ADAKAH.ID, SAMARINDA – Dinas Penanaman Modal dan Pelayanan Terpadu Satu Pintu (DPMPTSP) Kaltim akan mulai mengarah ke sektor-sektor berkelanjutan untuk investasi. Ini sebagai upaya agar tak ketergantungan lagi dengan sektor tambang dan migas.
Diketahui, Pemprov Kaltim memang sudah mengarah untuk fokus ke sektor yang berkelanjutan. Selain sebagai inovasi daerah, DPMPTSP Kaltim juga ingin meningkatkan nilai tambah produk untuk memacu pertumbuhan ekonomi.
Dapat dilihat bahwa Kaltim mempunyai beragam kekayaan alam. Tak hanya pertambangan, tapi juga kaya dari sisi pariwisata, perkebunan, hingga pertaniannya.
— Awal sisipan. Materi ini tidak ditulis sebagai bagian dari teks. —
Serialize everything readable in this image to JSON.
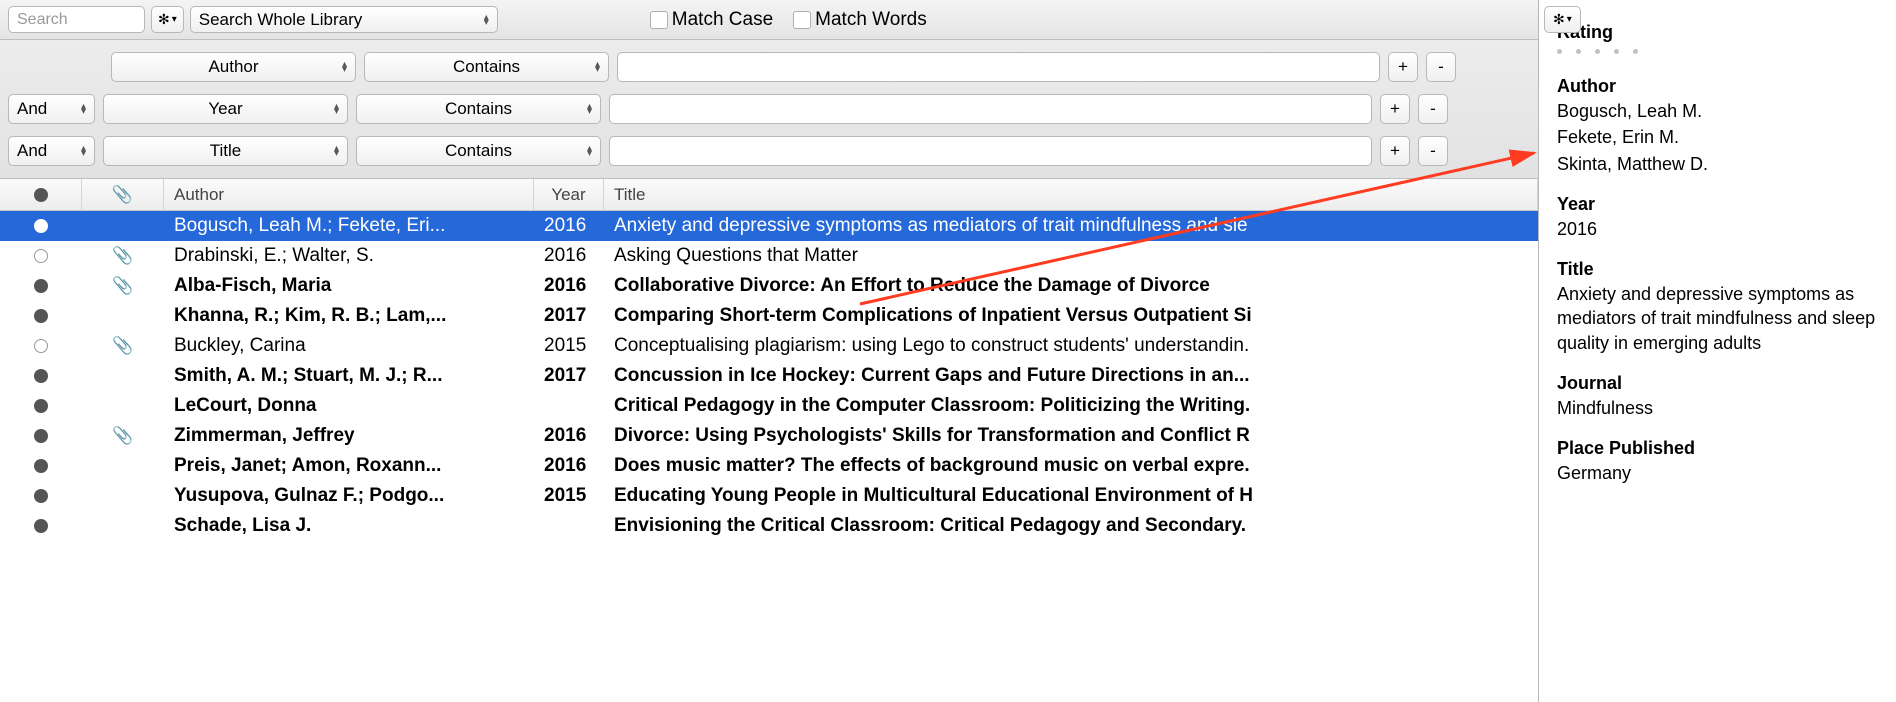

Kepala Bidang (Kabid) Pengendalian Pelaksanaan DPMPTSP Kaltim, Surya Saputra menjelaskan bahwa capaian realisasi investasi di daerah mayoritas masih berasal dari pertambangan. Kendati demikian, langkah hilirisasi juga mulai diimplementasikan di Kaltim.
“Hilirisasi batu bara dan produk lainnya akan memberikan nilai tambah yang lebih tinggi,” jelas Surya.
Dalam hal ini, DPMPTSP Kaltim menegaskan bahwa sektor industri pengolahan, perkebunan, perikanan, dan pariwisata di Kaltim sama-sama punya potensi untuk dikembangkan lebih optimal. Sebab tak dapat dimungkiri, sektor migas dan batu bara bukanlah sektor yang berkelanjutan.
Salah satu cara yang dilakukan pihak DPMPTSP Kaltim adalah melakukan promosi investasi daerah. Dari sana, ujar Surya, pihaknya bisa melihat peluang investasi yang sesuai dengan visi pembangunan berkelanjutan di Kaltim.
Sementara itu, Kepala DPMPTSP Kaltim, Puguh Harjanto melalui Plh Kepala DPMPTSP Kaltim, Noer Adenany mengatakan, pihaknya turut menawarkan beberapa sektor unggulan untuk investasi dari hilirisasi batu bara.
“Jadi, memang ada beberapa yang kami tawarkan seperti metanol, perkebunan, perikanan, dan pariwisata,” ujar Danny.
Sejumlah langkah itu dilakukan DPMPTSP Kaltim untuk meraih ekonomi yang lebih baik dan berkelanjutan. Termasuk upaya menjaga lingkungan dan menghadirkan peluang baru bagi investor.